A audiência pública realizada na Câmara Legislativa do Distrito Federal expôs mais uma vez o impasse que mantém cerca de 1.200 famílias do assentamento Nova Jerusalém, em São Sebastião, sem título definitivo de terra e sem infraestrutura básica após mais de duas décadas de espera.

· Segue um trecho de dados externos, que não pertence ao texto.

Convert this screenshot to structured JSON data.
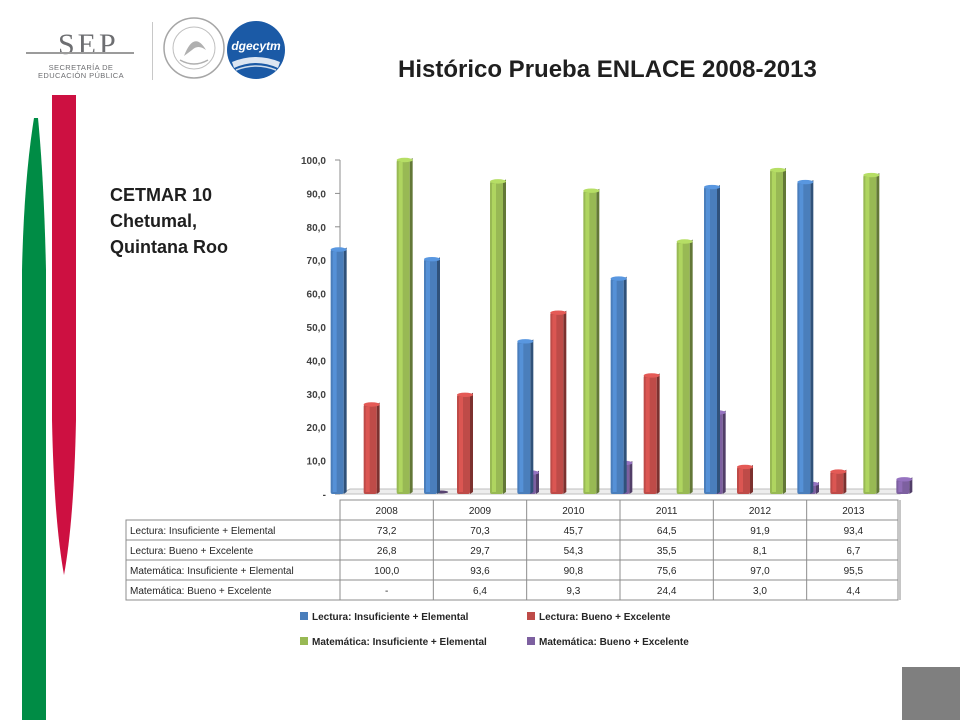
{
  "logos": {
    "sep_word": "SEP",
    "sep_line1": "SECRETARÍA DE",
    "sep_line2": "EDUCACIÓN PÚBLICA",
    "seal_text": "ESTADOS UNIDOS MEXICANOS",
    "dgecytm": "dgecytm"
  },
  "header": {
    "title": "Histórico Prueba ENLACE 2008-2013",
    "subtitle_lines": [
      "CETMAR 10",
      "Chetumal,",
      "Quintana Roo"
    ]
  },
  "chart_data": {
    "type": "bar",
    "categories": [
      "2008",
      "2009",
      "2010",
      "2011",
      "2012",
      "2013"
    ],
    "series": [
      {
        "name": "Lectura: Insuficiente + Elemental",
        "values": [
          73.2,
          70.3,
          45.7,
          64.5,
          91.9,
          93.4
        ],
        "labels": [
          "73,2",
          "70,3",
          "45,7",
          "64,5",
          "91,9",
          "93,4"
        ],
        "color": "#4a7ebb"
      },
      {
        "name": "Lectura: Bueno + Excelente",
        "values": [
          26.8,
          29.7,
          54.3,
          35.5,
          8.1,
          6.7
        ],
        "labels": [
          "26,8",
          "29,7",
          "54,3",
          "35,5",
          "8,1",
          "6,7"
        ],
        "color": "#be4b48"
      },
      {
        "name": "Matemática: Insuficiente + Elemental",
        "values": [
          100.0,
          93.6,
          90.8,
          75.6,
          97.0,
          95.5
        ],
        "labels": [
          "100,0",
          "93,6",
          "90,8",
          "75,6",
          "97,0",
          "95,5"
        ],
        "color": "#98b954"
      },
      {
        "name": "Matemática: Bueno + Excelente",
        "values": [
          0,
          6.4,
          9.3,
          24.4,
          3.0,
          4.4
        ],
        "labels": [
          "-",
          "6,4",
          "9,3",
          "24,4",
          "3,0",
          "4,4"
        ],
        "color": "#7d60a0"
      }
    ],
    "ylim": [
      0,
      100
    ],
    "yticks": [
      "-",
      "10,0",
      "20,0",
      "30,0",
      "40,0",
      "50,0",
      "60,0",
      "70,0",
      "80,0",
      "90,0",
      "100,0"
    ],
    "legend": "bottom",
    "data_table": true,
    "grid": false
  },
  "colors": {
    "stripe_green": "#008c45",
    "stripe_red": "#cd1041",
    "corner_gray": "#7f7f7f",
    "seal_gray": "#a6a6a6",
    "dgecytm_blue": "#1b5aa6"
  }
}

Realizada no dia 19 de agosto de 2026, a partir das 14h30, no Plenário 2 da CLDF, a reunião contou com representantes de órgãos do GDF, Terracap, Adasa, Caesb, MPDFT e Defensoria Pública, mas não apresentou soluções concretas para o conflito fundiário de longa data.
Avanço lento deixa famílias em situação precária
Apesar da transmissão ao vivo pela TV Câmara Distrital e pelo canal da CLDF no YouTube, os participantes relataram que a regularização fundiária e a urbanização do assentamento seguem emperradas. Moradores presentes destacaram a ausência de rede de esgoto, iluminação pública adequada e vias pavimentadas, condições que se arrastam há mais de 20 anos e agravam a vulnerabilidade da comunidade.
Órgãos públicos cobram medidas efetivas
A deputada Hermeto (MDB) cobrou agilidade dos órgãos envolvidos, mas o tom geral da audiência refletiu frustração com a falta de prazos e recursos definidos. A reunião, que reuniu Seduh, Seagri e associações de moradores, terminou sem cronograma claro para a titulação das terras, mantendo o risco de remoções e a insegurança jurídica que afeta gerações inteiras.
Precisamos avançar na regularização desse assentamento. As famílias vivem há décadas em situação de insegurança jurídica e sem a infraestrutura mínima. É hora de o poder público apresentar soluções definitivas.